Ero venuto a Belgrado per il convegno nel X anniversario dell’aggressione. Ci sono tornato ora nel XX. Dubito, a 85 anni, che mi rivedranno al XXX. Ma loro terranno duro, fino a quando la vulgata delle menzogne su Jugoslavia, Serbi, loro uccisori e devastatori non sarà riconosciuta da un’opinione pubblica che insiste a farsi turlupinare da delinquenti della guerra, dello schiavismo coloniale e dell’informazione. Fino a quando le vittime non saranno state risarcite, bonificati i territori e curati i corpi bruciati dall’uranio impoverito (tra i ragazzi sotto i 15 anni tre volte i tumori della normalità senza uranio) e avvelenati dalle sostanze chimiche fatte sprigionare dagli impianti petrolchimici di Pancevo. Sparute voci invocavano memoria, ma anche perdono. Subito subissate dal coro: “Non dimentichiamo, non perdoniamo”.
Loro che tengono duro, fin dai giorni dell’aggressione, sono capeggiati da un uomo della cui specie ne vorremmo avere anche da noi. Zivadin Jovanovic era ministro degli esteri nel governo di Slobodan Milosevic, testimone dell’infame inganno di Rambouillet, trattato di “pace” con cui Madeleine Albright (quella dei “500mila bambini morti che valevano la pena per prendersi l’Iraq”) pretendeva di imporre alla Serbia di farsi occupare dalla NATO. Testimone, alla fine dei bombardamenti, della “pace” di Kumanovo. Forse l’unico, grande errore di Milosevic: il ritiro delle truppe serbe dal Kosovo. Difficilmente l’UCK, se non la NATO, avrebbero prevalso, tra le montagne serbe, sull’esercito erede della lotta partigiana ai tedeschi. Avremmo vissuto un’altra storia.
Sicuramente non quella di una Grande Albania che incorpori Kosovo e pezzi di Serbia, Montenegro e Macedonia, vascello pirata sospinto dal soffio NATO e UE, tornato virulento in questi mesi e ansioso di farla finita con una Serbia che a Putin in visita a gennaio offre tripudio, un milione di cittadini in festa e il rifiuto della NATO (“Per difenderci basta il nostro esercito. Non abbiamo bisogno della NATO”. Così, alla conferenza, il ministro della Difesa, Aleksander Vulin, ripetendo ciò che aveva detto il presidente Vucic). Una Serbia che dall’inverno scorso viene descritta come assediata dalle opposizioni anti-Vucic, ma che a fine marzo abbiamo visto in piazza ridotta a poche decine di manifestanti. Tra l’altro con parole d’ordine che richiamano con precisione quelle di Otpor, la Quinta Colonna creata dalla CIA nel 2000 e poi attiva nell’innesco di quasi tutte le “rivoluzioni colorate”, fino al golpe di Guaidò in Venezuela.
(…) Quello del Forum di Belgrado per un Mondo di Uguali è stato, doveva essere, alla vista dell’oblio indotto dai responsabili e dai loro amanuensi, un convegno della memoria.

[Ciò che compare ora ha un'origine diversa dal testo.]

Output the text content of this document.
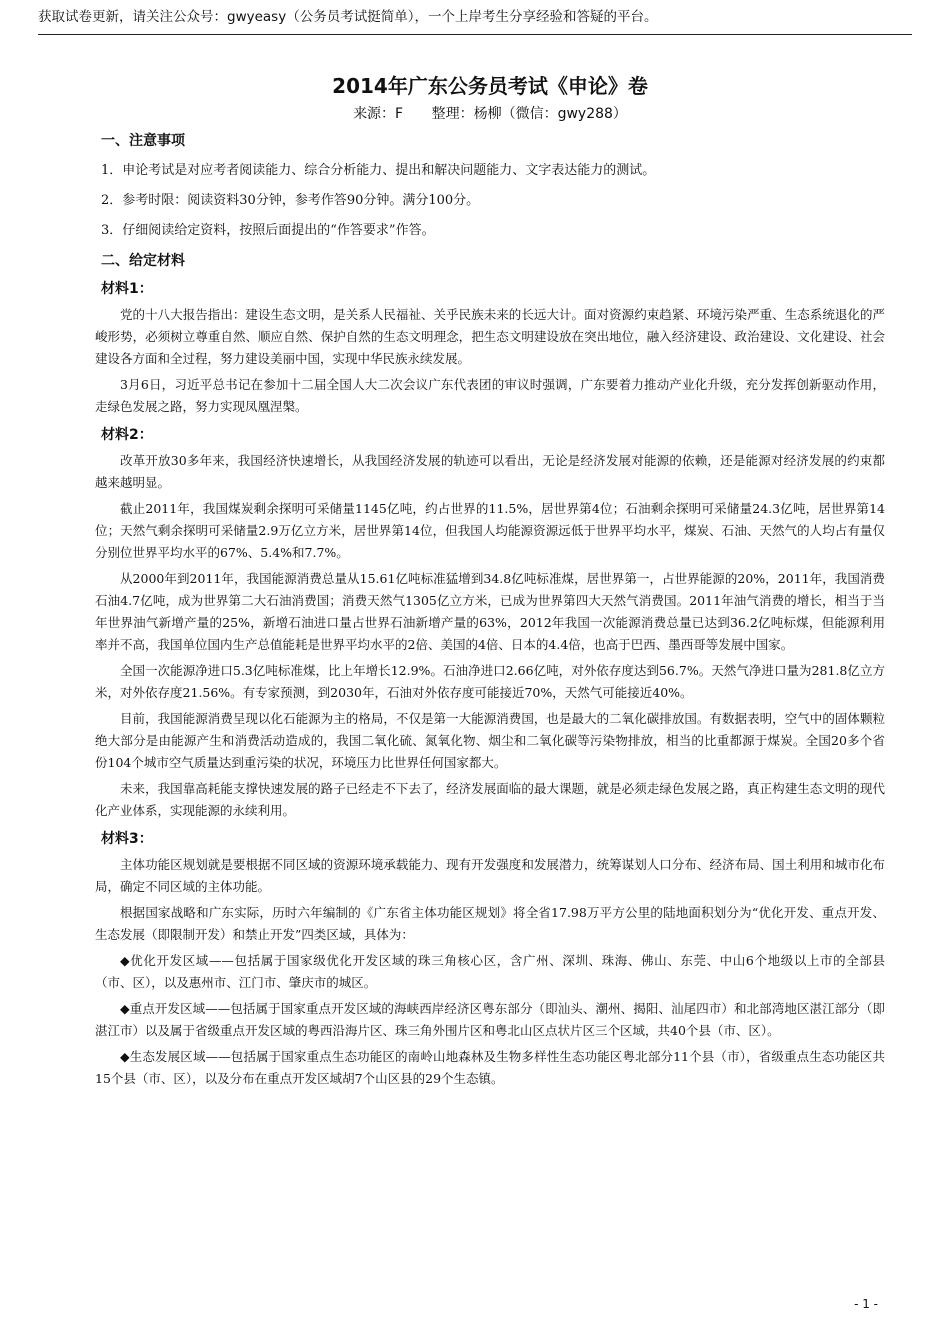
获取试卷更新，请关注公众号：gwyeasy（公务员考试挺简单），一个上岸考生分享经验和答疑的平台。
2014年广东公务员考试《申论》卷
来源：F 整理：杨柳（微信：gwy288）
一、注意事项
1．申论考试是对应考者阅读能力、综合分析能力、提出和解决问题能力、文字表达能力的测试。
2．参考时限：阅读资料30分钟，参考作答90分钟。满分100分。
3．仔细阅读给定资料，按照后面提出的“作答要求”作答。
二、给定材料
材料1：

党的十八大报告指出：建设生态文明，是关系人民福祉、关乎民族未来的长远大计。面对资源约束趋紧、环境污染严重、生态系统退化的严峻形势，必须树立尊重自然、顺应自然、保护自然的生态文明理念，把生态文明建设放在突出地位，融入经济建设、政治建设、文化建设、社会建设各方面和全过程，努力建设美丽中国，实现中华民族永续发展。

3月6日，习近平总书记在参加十二届全国人大二次会议广东代表团的审议时强调，广东要着力推动产业化升级，充分发挥创新驱动作用，走绿色发展之路，努力实现凤凰涅槃。

材料2：

改革开放30多年来，我国经济快速增长，从我国经济发展的轨迹可以看出，无论是经济发展对能源的依赖，还是能源对经济发展的约束都越来越明显。

截止2011年，我国煤炭剩余探明可采储量1145亿吨，约占世界的11.5%，居世界第4位；石油剩余探明可采储量24.3亿吨，居世界第14位；天然气剩余探明可采储量2.9万亿立方米，居世界第14位，但我国人均能源资源远低于世界平均水平，煤炭、石油、天然气的人均占有量仅分别位世界平均水平的67%、5.4%和7.7%。

从2000年到2011年，我国能源消费总量从15.61亿吨标准猛增到34.8亿吨标准煤，居世界第一，占世界能源的20%，2011年，我国消费石油4.7亿吨，成为世界第二大石油消费国；消费天然气1305亿立方米，已成为世界第四大天然气消费国。2011年油气消费的增长，相当于当年世界油气新增产量的25%，新增石油进口量占世界石油新增产量的63%，2012年我国一次能源消费总量已达到36.2亿吨标煤，但能源利用率并不高，我国单位国内生产总值能耗是世界平均水平的2倍、美国的4倍、日本的4.4倍，也高于巴西、墨西哥等发展中国家。

全国一次能源净进口5.3亿吨标准煤，比上年增长12.9%。石油净进口2.66亿吨，对外依存度达到56.7%。天然气净进口量为281.8亿立方米，对外依存度21.56%。有专家预测，到2030年，石油对外依存度可能接近70%，天然气可能接近40%。

目前，我国能源消费呈现以化石能源为主的格局，不仅是第一大能源消费国，也是最大的二氧化碳排放国。有数据表明，空气中的固体颗粒绝大部分是由能源产生和消费活动造成的，我国二氧化硫、氮氧化物、烟尘和二氧化碳等污染物排放，相当的比重都源于煤炭。全国20多个省份104个城市空气质量达到重污染的状况，环境压力比世界任何国家都大。

未来，我国靠高耗能支撑快速发展的路子已经走不下去了，经济发展面临的最大课题，就是必须走绿色发展之路，真正构建生态文明的现代化产业体系，实现能源的永续利用。

材料3：

主体功能区规划就是要根据不同区域的资源环境承载能力、现有开发强度和发展潜力，统筹谋划人口分布、经济布局、国土利用和城市化布局，确定不同区域的主体功能。

根据国家战略和广东实际，历时六年编制的《广东省主体功能区规划》将全省17.98万平方公里的陆地面积划分为“优化开发、重点开发、生态发展（即限制开发）和禁止开发”四类区域，具体为：

◆优化开发区域——包括属于国家级优化开发区域的珠三角核心区，含广州、深圳、珠海、佛山、东莞、中山6个地级以上市的全部县（市、区），以及惠州市、江门市、肇庆市的城区。

◆重点开发区域——包括属于国家重点开发区域的海峡西岸经济区粤东部分（即汕头、潮州、揭阳、汕尾四市）和北部湾地区湛江部分（即湛江市）以及属于省级重点开发区域的粤西沿海片区、珠三角外围片区和粤北山区点状片区三个区域，共40个县（市、区）。

◆生态发展区域——包括属于国家重点生态功能区的南岭山地森林及生物多样性生态功能区粤北部分11个县（市），省级重点生态功能区共15个县（市、区），以及分布在重点开发区域胡7个山区县的29个生态镇。

- 1 -
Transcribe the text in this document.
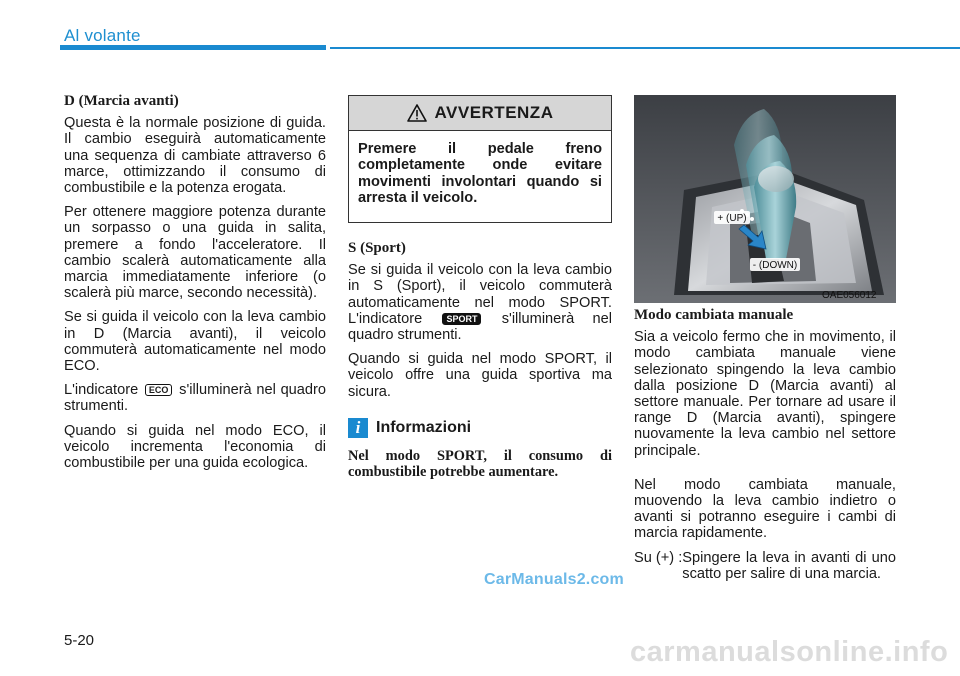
Al volante
D (Marcia avanti)

Questa è la normale posizione di guida. Il cambio eseguirà automaticamente una sequenza di cambiate attraverso 6 marce, ottimizzando il consumo di combustibile e la potenza erogata.

Per ottenere maggiore potenza durante un sorpasso o una guida in salita, premere a fondo l'acceleratore. Il cambio scalerà automaticamente alla marcia immediatamente inferiore (o scalerà più marce, secondo necessità).

Se si guida il veicolo con la leva cambio in D (Marcia avanti), il veicolo commuterà automaticamente nel modo ECO.

L'indicatore ECO s'illuminerà nel quadro strumenti.

Quando si guida nel modo ECO, il veicolo incrementa l'economia di combustibile per una guida ecologica.

AVVERTENZA
Premere il pedale freno completamente onde evitare movimenti involontari quando si arresta il veicolo.
S (Sport)

Se si guida il veicolo con la leva cambio in S (Sport), il veicolo commuterà automaticamente nel modo SPORT. L'indicatore	SPORT s'illuminerà nel quadro strumenti.

Quando si guida nel modo SPORT, il veicolo offre una guida sportiva ma sicura.

i Informazioni
Nel modo SPORT, il consumo di combustibile potrebbe aumentare.
+ (UP)
- (DOWN)
OAE056012
Modo cambiata manuale

Sia a veicolo fermo che in movimento, il modo cambiata manuale viene selezionato spingendo la leva cambio dalla posizione D (Marcia avanti) al settore manuale. Per tornare ad usare il range D (Marcia avanti), spingere nuovamente la leva cambio nel settore principale.

Nel modo cambiata manuale, muovendo la leva cambio indietro o avanti si potranno eseguire i cambi di marcia rapidamente.

Su (+) : Spingere la leva in avanti di uno scatto per salire di una marcia.
CarManuals2.com
5-20	carmanualsonline.info
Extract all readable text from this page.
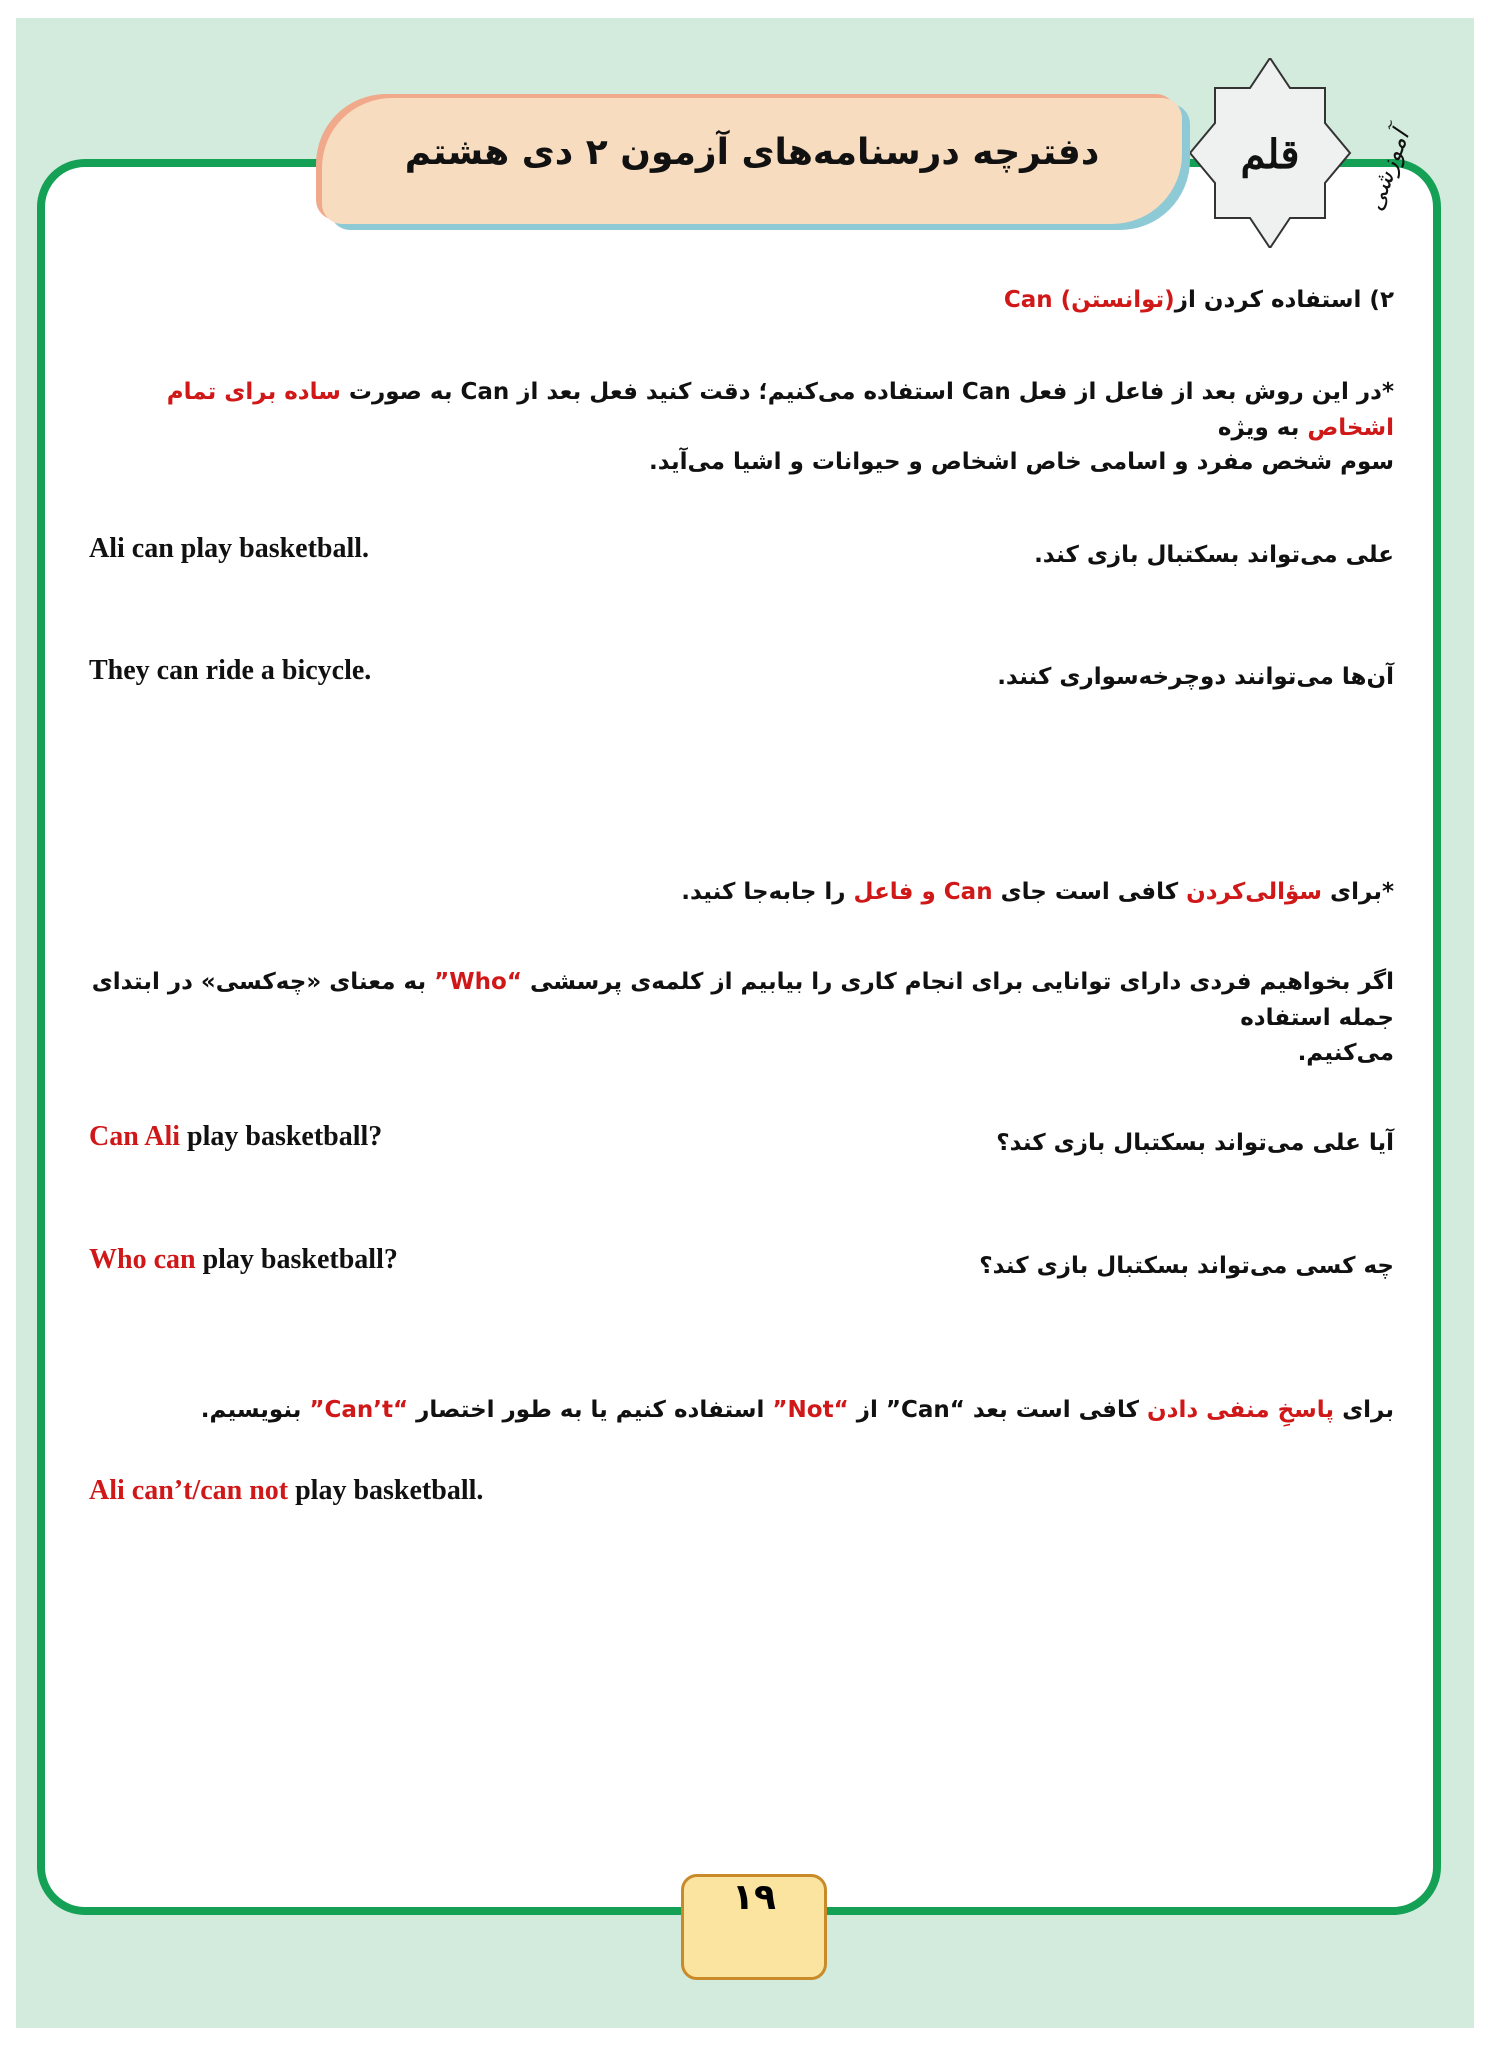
دفترچه درسنامه‌های آزمون ۲ دی هشتم	قلم	آموزشی
۲) استفاده کردن از(توانستن) Can
*در این روش بعد از فاعل از فعل Can استفاده می‌کنیم؛ دقت کنید فعل بعد از Can به صورت ساده برای تمام اشخاص به ویژه
سوم شخص مفرد و اسامی خاص اشخاص و حیوانات و اشیا می‌آید.
علی می‌تواند بسکتبال بازی کند.
Ali can play basketball.
آن‌ها می‌توانند دوچرخه‌سواری کنند.
They can ride a bicycle.
*برای سؤالی‌کردن کافی است جای Can و فاعل را جابه‌جا کنید.
اگر بخواهیم فردی دارای توانایی برای انجام کاری را بیابیم از کلمه‌ی پرسشی “Who” به معنای «چه‌کسی» در ابتدای جمله استفاده
می‌کنیم.
آیا علی می‌تواند بسکتبال بازی کند؟
Can Ali play basketball?
چه کسی می‌تواند بسکتبال بازی کند؟
Who can play basketball?
برای پاسخِ منفی دادن کافی است بعد “Can” از “Not” استفاده کنیم یا به طور اختصار “Can’t” بنویسیم.
Ali can’t/can not play basketball.
۱۹
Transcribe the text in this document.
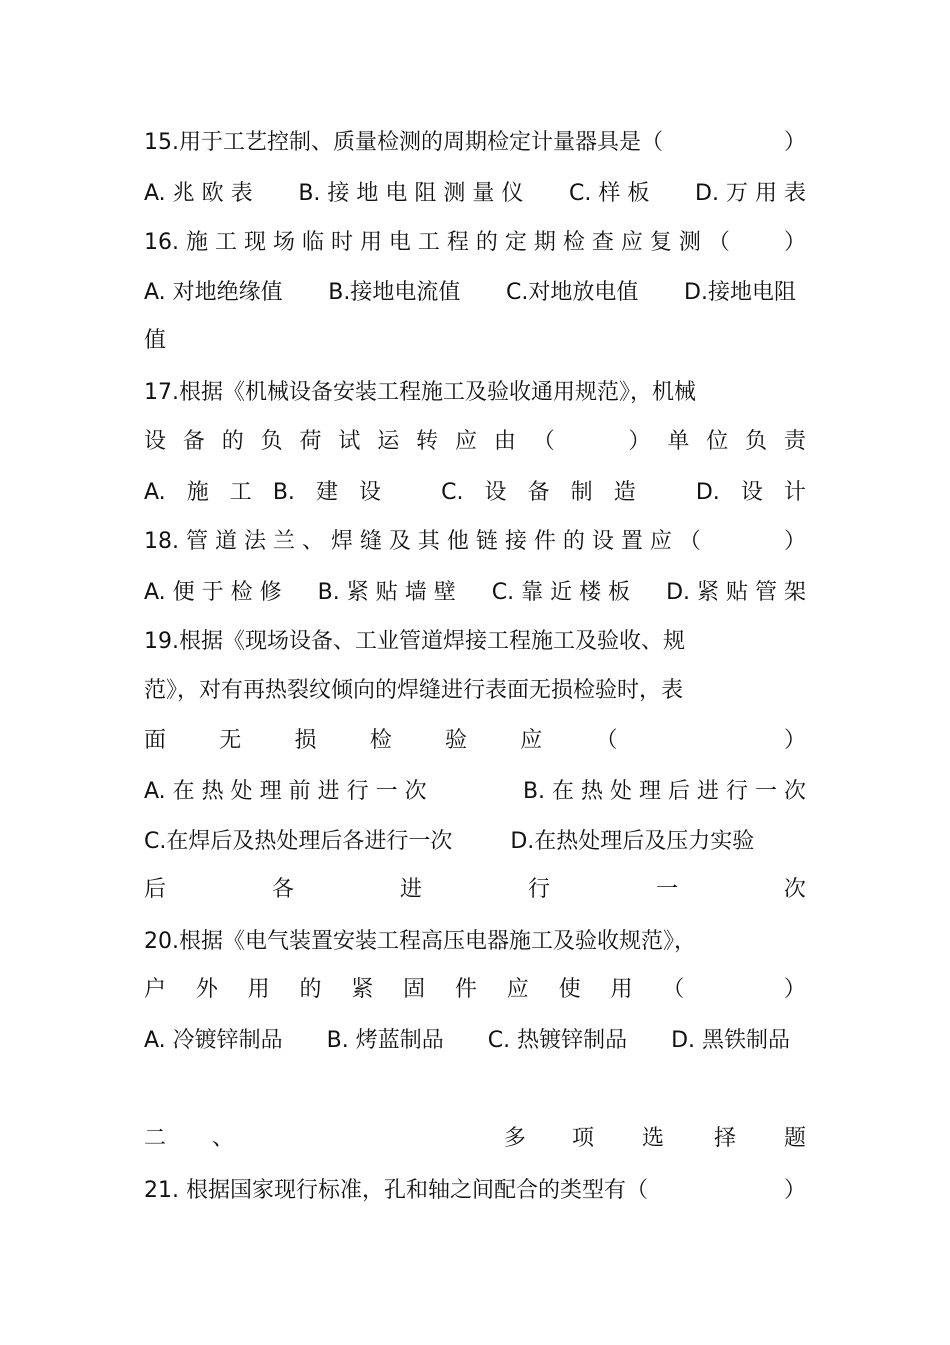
15.用于工艺控制、质量检测的周期检定计量器具是（	）
A. 兆 欧 表 B. 接 地 电 阻 测 量 仪 C. 样 板 D. 万 用 表
16. 施 工 现 场 临 时 用 电 工 程 的 定 期 检 查 应 复 测 （ ）
A. 对地绝缘值 B.接地电流值 C.对地放电值 D.接地电阻
值
17.根据《机械设备安装工程施工及验收通用规范》，机械
设 备 的 负 荷 试 运 转 应 由 （	） 单 位 负 责
A. 施 工 B. 建 设	C. 设 备 制 造	D. 设 计
18. 管 道 法 兰 、 焊 缝 及 其 他 链 接 件 的 设 置 应 （	）
A. 便 于 检 修 B. 紧 贴 墙 壁 C. 靠 近 楼 板 D. 紧 贴 管 架
19.根据《现场设备、工业管道焊接工程施工及验收、规
范》，对有再热裂纹倾向的焊缝进行表面无损检验时，表
面 无 损 检 验 应 （	）
A. 在 热 处 理 前 进 行 一 次	B. 在 热 处 理 后 进 行 一 次
C.在焊后及热处理后各进行一次	D.在热处理后及压力实验
后	各	进	行	一	次
20.根据《电气装置安装工程高压电器施工及验收规范》，
户 外 用 的 紧 固 件 应 使 用 （	）
A. 冷镀锌制品 B. 烤蓝制品 C. 热镀锌制品 D. 黑铁制品
二 、	多 项 选 择 题
21. 根据国家现行标准，孔和轴之间配合的类型有（	）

Ma da Zivadin Jovanovic all’ultimo delegato, eravamo coscienti che la memoria non serve se resta galleria degli antenati e dei paesaggi. Ambiente in cui si crogiola troppa gente. La memoria dei Serbi non cessa di accusare e avvertire: per i necrofori, la Serbia dovrebbe essere diventata il paradigma dell’umanità. O si resiste alle sirene USA, NATO, UE, o si muore tutti. La memoria, quando è denuncia, diventa resistenza. A partire dalla lotta contro coloro che oggi vengono di nuovo incaricati di agitare la piazza. Piazza spuria e strumentale per abbattere un presidente che, forse ondeggiante, ha comunque dichiarato un no epocale alla NATO. Una NATO che, a partire dal progetto che riunisca tutti gli albanesi in unico Stato all’ordine della criminalità internazionale e locale, prosegua l’infinita destabilizzazione dei Balcani e la faccia finita con quel cuore serbo che ha vinto i nazisti e ora rifiuta di farsi testa di ponte per la guerra alla Russia.”
Da Convegno internazionale a vent’anni dall’aggressione “DIMENTICARE? PERDONARE? MAI!”, di Fulvio Grimaldi.